Upon arrival, he loses his shoe in the stream that flows through the house and spends a significant amount of time attempting to retrieve it (a scene copied by Amitabh Bachchan in the movie Namak Halaal). As he attempts to engage in banter, guests and host look on in puzzled confusion. The only ones at the party to pay him much notice, at first, are Michèle Monet (Claudine Longet), an aspiring actress who appears to take a slight fancy to him. He later finds a macaw and throws 'Birdie Num Nums' (bird food) at him, which angers the bird and annoys a nearby couple. He also makes a positive acquaintance with a Texan actor who is delighted at Bakshi's ethnic status as an east Indian.
Invitees and attendants include a drunken female guest, an increasingly drunken waiter, his irritated superior, politicians, various Hollywood luminaries, and a Russian ballet troupe that arrives towards the end of the party.
At the dinner table, the drunken waiter (Steven Franken) serves Caesar salad using his bare hand instead of a utensil. During the main course, Bakshi's roast cornish game hen accidentally catapults off his fork and becomes impaled on a guest's tiara. He asks the waiter to retrieve his meal. The clumsy man complies, unaware that the woman's wig has come off along with her tiara, as she obliviously engages in conversation.
Bakshi leaves havoc (and damaged appliances) wherever he wanders. At one point he sticks his hand into a bowl of crushed ice that holds caviar. He then shakes hands with other guests, passing around the fishy odour.
Other obstacles include a control panel with various switches that activate the intercom, the slide-out bar (which Bakshi closes while the bartender is still busy mixing drinks), various retractable floor panels that extend the size of the indoor-outdoor swimming pool, artwork, a backed-up toilet with bidet, and an electric toilet paper roll. This last culminates when Bakshi falls into the pool, to be saved by Michèle. The two bond as Bakshi helps her recover from her agent's unwanted advances and subsequent harsh words.
The would-be hippie children of the executives eventually turn up with a baby elephant covered in stereotypical 1960s slogans.
The action moves to the pool, where Bakshi asks that the elephant be restored to a more dignified state. The entire house is soon overrun with soap bubbles as they scrub graffiti off the animal. The party goes on until the next morning, when the police arrive.
Bakshi drives Michèle home (in his Morgan three-wheeler car) and they arrange to meet again the next week, hinting at possible romantic feelings between the two.

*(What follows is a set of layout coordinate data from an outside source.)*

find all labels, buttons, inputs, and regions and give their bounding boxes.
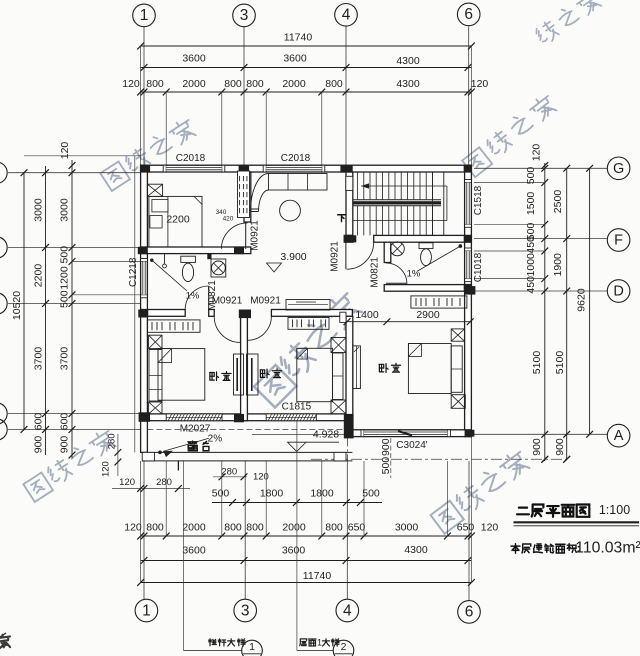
svg-text:D: D <box>613 284 623 300</box>
interior wall bed3 west <box>346 316 353 420</box>
svg-text:800: 800 <box>246 521 264 533</box>
svg-text:4: 4 <box>342 7 351 24</box>
exterior wall top <box>141 165 472 172</box>
svg-text:450: 450 <box>525 276 537 294</box>
axis stub grid4 below right block <box>347 438 349 461</box>
svg-text:800: 800 <box>246 78 264 90</box>
svg-text:M0921: M0921 <box>330 241 341 272</box>
detail ref 屋面1大样 <box>296 421 298 651</box>
bedside column bed1 <box>149 350 162 402</box>
terrace front axis leader right <box>311 458 567 460</box>
svg-text:800: 800 <box>325 521 343 533</box>
svg-text:C2018: C2018 <box>176 153 206 164</box>
svg-text:4300: 4300 <box>396 55 420 67</box>
svg-text:2000: 2000 <box>182 78 206 90</box>
box X bed3 b <box>451 395 465 409</box>
svg-text:M0921: M0921 <box>249 220 260 251</box>
svg-text:900: 900 <box>554 438 566 456</box>
svg-text:600: 600 <box>32 413 44 431</box>
svg-text:11740: 11740 <box>284 31 313 43</box>
svg-text:3000: 3000 <box>58 198 70 222</box>
window C2018 right in top wall <box>263 165 266 172</box>
box X bed2 a <box>331 338 346 353</box>
svg-text:800: 800 <box>146 521 164 533</box>
svg-text:1800: 1800 <box>260 487 284 499</box>
svg-text:280: 280 <box>106 433 117 449</box>
ink mark bottom-left corner <box>0 634 11 649</box>
svg-text:9620: 9620 <box>575 288 587 312</box>
svg-text:1: 1 <box>140 7 149 24</box>
box X bed1 a <box>149 335 162 348</box>
svg-text:1900: 1900 <box>552 253 564 277</box>
bed top-left room <box>149 196 202 247</box>
toilet bath2 <box>419 243 433 249</box>
svg-text:1: 1 <box>317 637 322 647</box>
svg-text:500: 500 <box>525 167 537 185</box>
svg-text:1500: 1500 <box>525 192 537 216</box>
svg-text:3600: 3600 <box>283 53 307 65</box>
svg-text:800: 800 <box>146 78 164 90</box>
terrace floor dashed line <box>147 429 346 431</box>
label bedroom1 卧室 <box>210 372 219 381</box>
grid axis vertical extension lines top <box>143 27 145 166</box>
slope arrow bath1 <box>152 260 187 291</box>
grid bubble A right <box>474 433 607 435</box>
bedside column bed2 <box>333 353 344 400</box>
grid bubble left row 1 <box>8 172 141 174</box>
dimension column right detail 120 500 1500 500 450 1000 450 5100 900 <box>544 163 546 461</box>
watermark 图纸之家 bottom-right <box>431 501 464 534</box>
door M0921 bed2 south <box>247 316 271 340</box>
svg-text:650: 650 <box>457 521 475 533</box>
svg-text:1%: 1% <box>407 268 421 279</box>
dimension column left 10520 <box>23 173 25 430</box>
svg-text:1000: 1000 <box>525 253 537 277</box>
watermark 图纸之家 top-right <box>462 147 492 177</box>
interior wall stair west <box>346 172 353 235</box>
grid bubble left row 4 <box>8 413 141 415</box>
svg-text:A: A <box>614 428 624 444</box>
svg-text:M2027: M2027 <box>180 423 211 434</box>
svg-text:2000: 2000 <box>282 521 306 533</box>
svg-text:800: 800 <box>224 78 242 90</box>
svg-text:3700: 3700 <box>58 347 70 371</box>
dim 1400 2900 interior <box>347 321 470 323</box>
svg-text:3600: 3600 <box>282 544 306 556</box>
grid bubble 4 bottom <box>336 599 359 622</box>
svg-text:500: 500 <box>58 290 70 308</box>
svg-text:120: 120 <box>122 78 140 90</box>
slope arrow bath2 <box>418 246 461 271</box>
svg-text:3: 3 <box>241 602 250 619</box>
window C1018 in right wall <box>465 248 472 251</box>
toilet bath1 <box>181 256 196 262</box>
svg-text:500: 500 <box>212 487 230 499</box>
watermark 图纸之家 bottom-left <box>23 473 53 502</box>
grid bubble 4 top <box>335 4 358 27</box>
window C1218 in left wall <box>141 259 148 262</box>
interior wall under stairs F-right <box>374 235 472 242</box>
svg-text:2200: 2200 <box>32 264 44 288</box>
svg-text:900: 900 <box>380 438 392 456</box>
wardrobe band bed2 <box>288 318 329 330</box>
grid bubble 6 top <box>457 3 480 26</box>
cabinet living south <box>286 300 330 311</box>
interior wall F-left (bath north) <box>141 247 251 254</box>
window C2018 left in top wall <box>163 165 166 172</box>
bed 1 <box>158 349 205 401</box>
terrace west wall stub <box>141 421 148 453</box>
door-window M2027 in bottom wall <box>166 414 222 421</box>
svg-text:600: 600 <box>58 413 70 431</box>
bed 2 <box>297 348 333 401</box>
wardrobe box X bed-tl <box>147 184 162 196</box>
svg-text:3.900: 3.900 <box>280 251 306 263</box>
structural columns black <box>141 165 151 172</box>
title underline <box>514 521 640 523</box>
svg-text:1200: 1200 <box>58 266 70 290</box>
closet bed3 west <box>353 346 361 389</box>
terrace parapet <box>142 451 352 453</box>
closets mid-wall bed1 bed2 <box>234 354 244 395</box>
svg-text:4300: 4300 <box>396 78 420 90</box>
label bedroom2 卧室 <box>260 369 269 378</box>
watermark 图纸之家 top-left <box>100 162 130 191</box>
svg-text:4300: 4300 <box>404 544 428 556</box>
bedside column bed3 <box>451 346 462 392</box>
grid bubble 1 bottom <box>135 599 158 622</box>
svg-text:C1518: C1518 <box>473 185 484 215</box>
exterior wall bottom-left block <box>141 414 353 421</box>
dining table circle <box>280 200 301 221</box>
svg-text:120: 120 <box>59 142 71 160</box>
svg-text:500: 500 <box>58 246 70 264</box>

Again, with all due respect to the human effort reflected therein, I quote Snoopy: bleaauughhh. I liked the internet better before. The mistakes had flavor, passion, transparent purpose. You could see the drips and brushstrokes of the drying paint.
I leave all the violently mixed metaphors of the above rant intact, to be "fixed" by no subsequent human hand.
(Go ahead, hordes, intricately mutilate the Lethem entry now, while lecturing me on the noble and objective temper of the great project.)